The human eye is extremely sensitive to contrast. It gives definition to what we’re seeing and provides more visual interest. That’s where negative fill comes in.
Source: Indie Film Academy
What you need to employ this technique is duvetyne and something to hold it with. Use a crew member if you can’t get C-stands and set it up on one side of your subject. You’ll want to get it as close as possible without entering your frame and be prepared to play around a little bit to get the shadows exactly how you want them. The duvetyne will stop the light from creating soft wrap effect and instead cause shadows that bring a nice about of contrast to your shot.
Here is an example with negative fill and one without:
This technique is extremely simple. Instead of creating a level shot you tilt the frame thirty-five degrees to create an effect of unease. While there are specific pieces of technology created to help conform to the thirty-five degree angle you can also just tilt your frame until you achieve the desired effect. The story your frame should be telling is that something about the scene is off. You can find examples within horror films as well as the first Thor.
The main drawback is that dutch angles, while adding visual interest, would never be described as subtle. They’re direct signals to the audience which can often become distracting.
The Golden Ratio
Another way to divide the frame is to use the golden ratio in the form of a spiral. This technique is much more advanced than that of the rule of thirds, primarily because there is no specific place to set the spiral. In terms of composing by thirds, the frame is aways divided the same way. The point of it is to have nine boxes of equal size.
In fact, some argue that the rule of thirds is an oversimplificaiton of the golden ratio. Boiling down a rule that is hard to implement, but found in many works of arts considered masterpieces.

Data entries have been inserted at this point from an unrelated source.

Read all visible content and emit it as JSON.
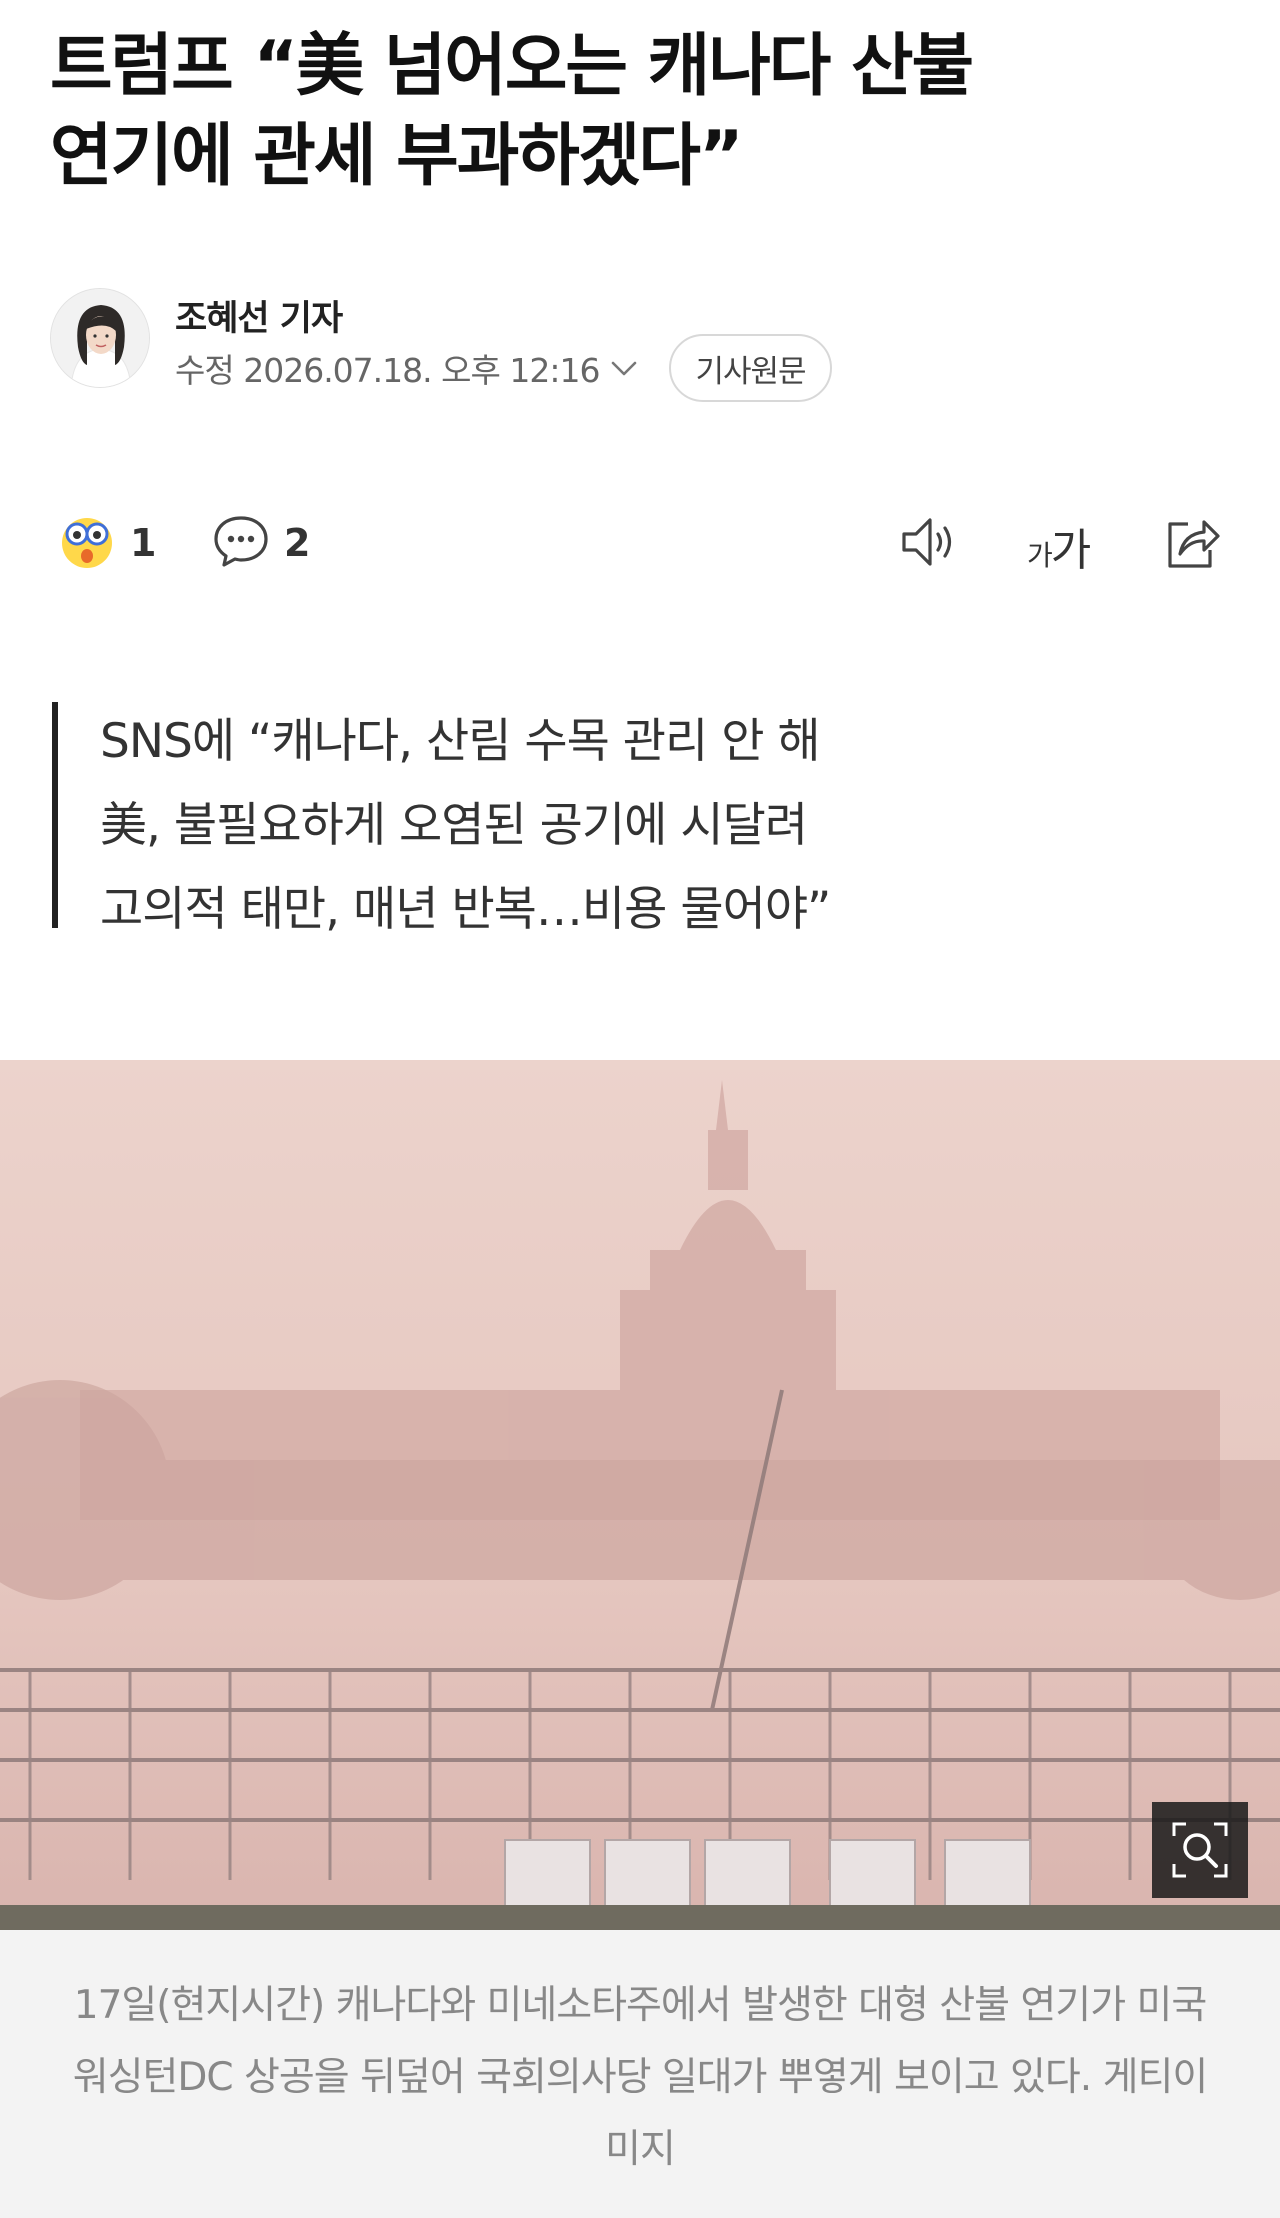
{
  "article": {
    "headline_line1": "트럼프 “美 넘어오는 캐나다 산불",
    "headline_line2": "연기에 관세 부과하겠다”"
  },
  "byline": {
    "reporter": "조혜선 기자",
    "modified": "수정 2026.07.18. 오후 12:16",
    "original_button": "기사원문"
  },
  "actions": {
    "reaction_icon": "surprised-face-icon",
    "reaction_count": "1",
    "comment_icon": "comment-icon",
    "comment_count": "2",
    "tts_icon": "speaker-icon",
    "font_size_label": "가가",
    "share_icon": "share-icon"
  },
  "summary": {
    "lines": [
      "SNS에 “캐나다, 산림 수목 관리 안 해",
      "美, 불필요하게 오염된 공기에 시달려",
      "고의적 태만, 매년 반복…비용 물어야”"
    ]
  },
  "photo": {
    "zoom_icon": "zoom-magnifier-icon",
    "caption": "17일(현지시간) 캐나다와 미네소타주에서 발생한 대형 산불 연기가 미국 워싱턴DC 상공을 뒤덮어 국회의사당 일대가 뿌옇게 보이고 있다. 게티이미지"
  },
  "colors": {
    "text": "#111111",
    "meta": "#666666",
    "caption_bg": "#f3f3f3",
    "haze": "#e7cbc5"
  }
}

If you have the extra time try it out.
Source: There Will Be Blood
The benefits lie in its use of a curve rather than straight lines. The curve helps draw the audiences eye around the image as it lands on the focal point. In the above image from There Will Be Blood we can see how the curve draws us from Daniel Day-Lewis to the oil well his character is observing. Composing images like this takes patience but creates a stronger appeal than simply using the rule of thirds.